Theme Development Overview

Hyvor Blogs themes are fully customizable. If you have some experience with HTML, CSS, and Javascript, you can easily build your own theme from scratch. This page is an overview to help you get started. All official themes are in the hyvor-blogs-themes repository. Feel free to review the source code of the other themes.

Here's some of commonly used terms in this documentation:

Themes Rendering in Hyvor Blogs
Rendering in Hyvor Blogs



To start theme development, it is essential to understand how Routes work in Hyvor Blogs. Routes are blog-level configurations, which means they are configured by the blogger. Hyvor Blogs comes with default routes that are usually enough for a simple blog.

Before continuing, we recommend you to read our Routes guide to fully understand how routes work.

Single CSS File

There is only a single CSS file in the blog, styles.css.


Flashload is added to all blogs by default. Therefore, it is important to keep Flashload in mind while designing themes. Please take a minute and read the Flashload documentation to get the idea of how it works.

Why Flashload? Browser reloads are slow. They load the same CSS/JS resources multiple times making page rendering slower. Flashload starts loading other pages even before the user clicks the link. It makes navigation smoother. It simply turns the blog into a Single Page Application (SPA)!

We previously learned that there's only one styles.css for a blog that contains all CSS of the blog. This styles.css should be loaded inside the <head> of the page. When the user navigates to another page, Flashload sends an AJAX request to that path and pre-fetches the HTML page. Then, it updates only the <body> part. (Remember, we already have all CSS loaded in the first request, so we don't want to load it again).

The simple rule is to add shared resources of the blog to <head>.


Another important behavior of HB is that we use caching EXTENSIVELY. We use a technique called first-request-caching.

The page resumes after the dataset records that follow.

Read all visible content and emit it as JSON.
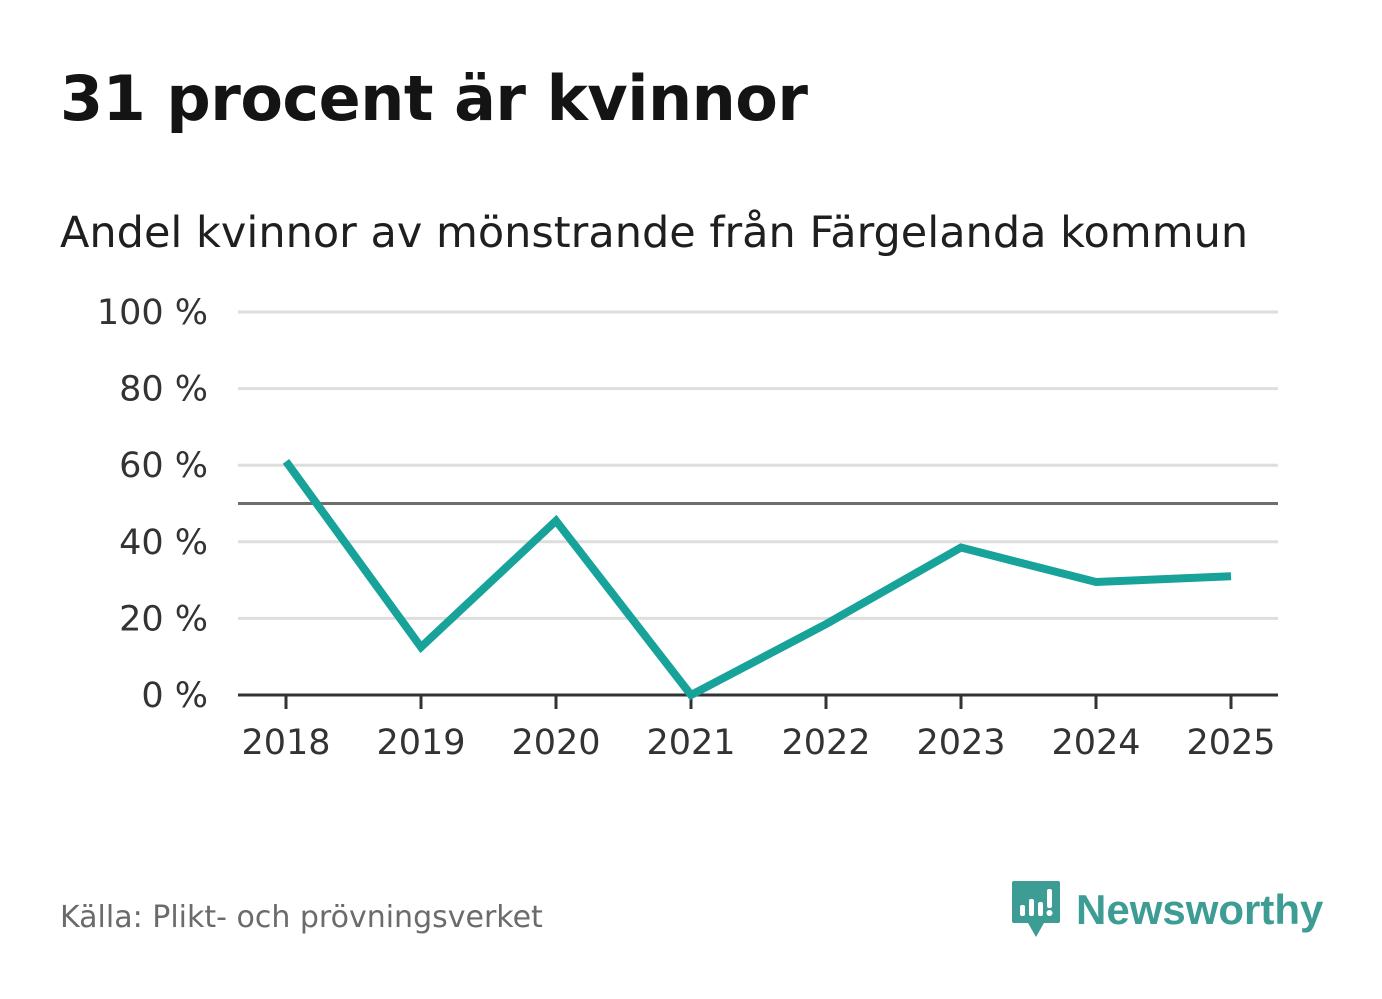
{
  "headline": "31 procent är kvinnor",
  "subtitle": "Andel kvinnor av mönstrande från Färgelanda kommun",
  "source": "Källa: Plikt- och prövningsverket",
  "brand": {
    "name": "Newsworthy",
    "icon": "newsworthy-logo-icon",
    "color": "#3d9c94"
  },
  "colors": {
    "line": "#17a39a",
    "grid": "#dedede",
    "reference": "#6e6e6e",
    "axis": "#333333"
  },
  "chart_data": {
    "type": "line",
    "title": "31 procent är kvinnor",
    "subtitle": "Andel kvinnor av mönstrande från Färgelanda kommun",
    "xlabel": "",
    "ylabel": "",
    "categories": [
      "2018",
      "2019",
      "2020",
      "2021",
      "2022",
      "2023",
      "2024",
      "2025"
    ],
    "series": [
      {
        "name": "Andel kvinnor",
        "values": [
          61,
          12.5,
          45.5,
          0,
          18.5,
          38.5,
          29.5,
          31
        ]
      }
    ],
    "reference_line": 50,
    "ylim": [
      0,
      100
    ],
    "yticks": [
      0,
      20,
      40,
      60,
      80,
      100
    ],
    "ytick_labels": [
      "0 %",
      "20 %",
      "40 %",
      "60 %",
      "80 %",
      "100 %"
    ],
    "grid": true,
    "legend": "none"
  }
}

When using a cache, clearing cache is the most important thing. We have to make sure outdated content is not delivered when something changes. Here are the events that we clear cache for each scope.


Caching makes the blog super fast. However, it puts some limitations to theme development. You can't render dynamic data like "current date" using Twig. Due to cache, users may see an old date. If absolutely required, you have to use Javascript to render dynamic content inside user's browser. However, displaying the "publish date" of a post works fine because we clear cache whenever the post is updated. Also, displaying the current year will work, because we will make sure to clear the cache on the 1st of January.

Starting Development

Let's set up your local development environment.

For the next steps, you need Node.js (and npm). As a front-end developer, we hope you already have it installed :)

npm install -g hyvor-blogs-cli
mkdir my-theme
cd my-theme
hyvor-blogs-cli init

This command will create the following folder structure inside your theme folder.


You can also manually create this folder structure, if you wish.


How it works: The hyvor-blogs-cli command runs two processes under the hood: (1) a http server that works similar to a reverse proxy using our delivery API, and (2) a process that watches your local file changes and syncs it with our production environment. So, whenever you add, edit, or delete a file within your theme folder, it will be synced with the theme files in your DEV blog.

Security Notice 1: Because all files in your theme directory are synced with our production system, never add any confidential files there.

Security Notice 2: Do not share your DEV subdomain publicly. It will allow other users to change theme files in your DEV blog. If you are using GIT for versioning, make sure to add .env to .gitignore.

Folder Structure

As you see, there are four folders in a HB theme folder. Nested folders are not supported.


The root folder contains config files. See configuration.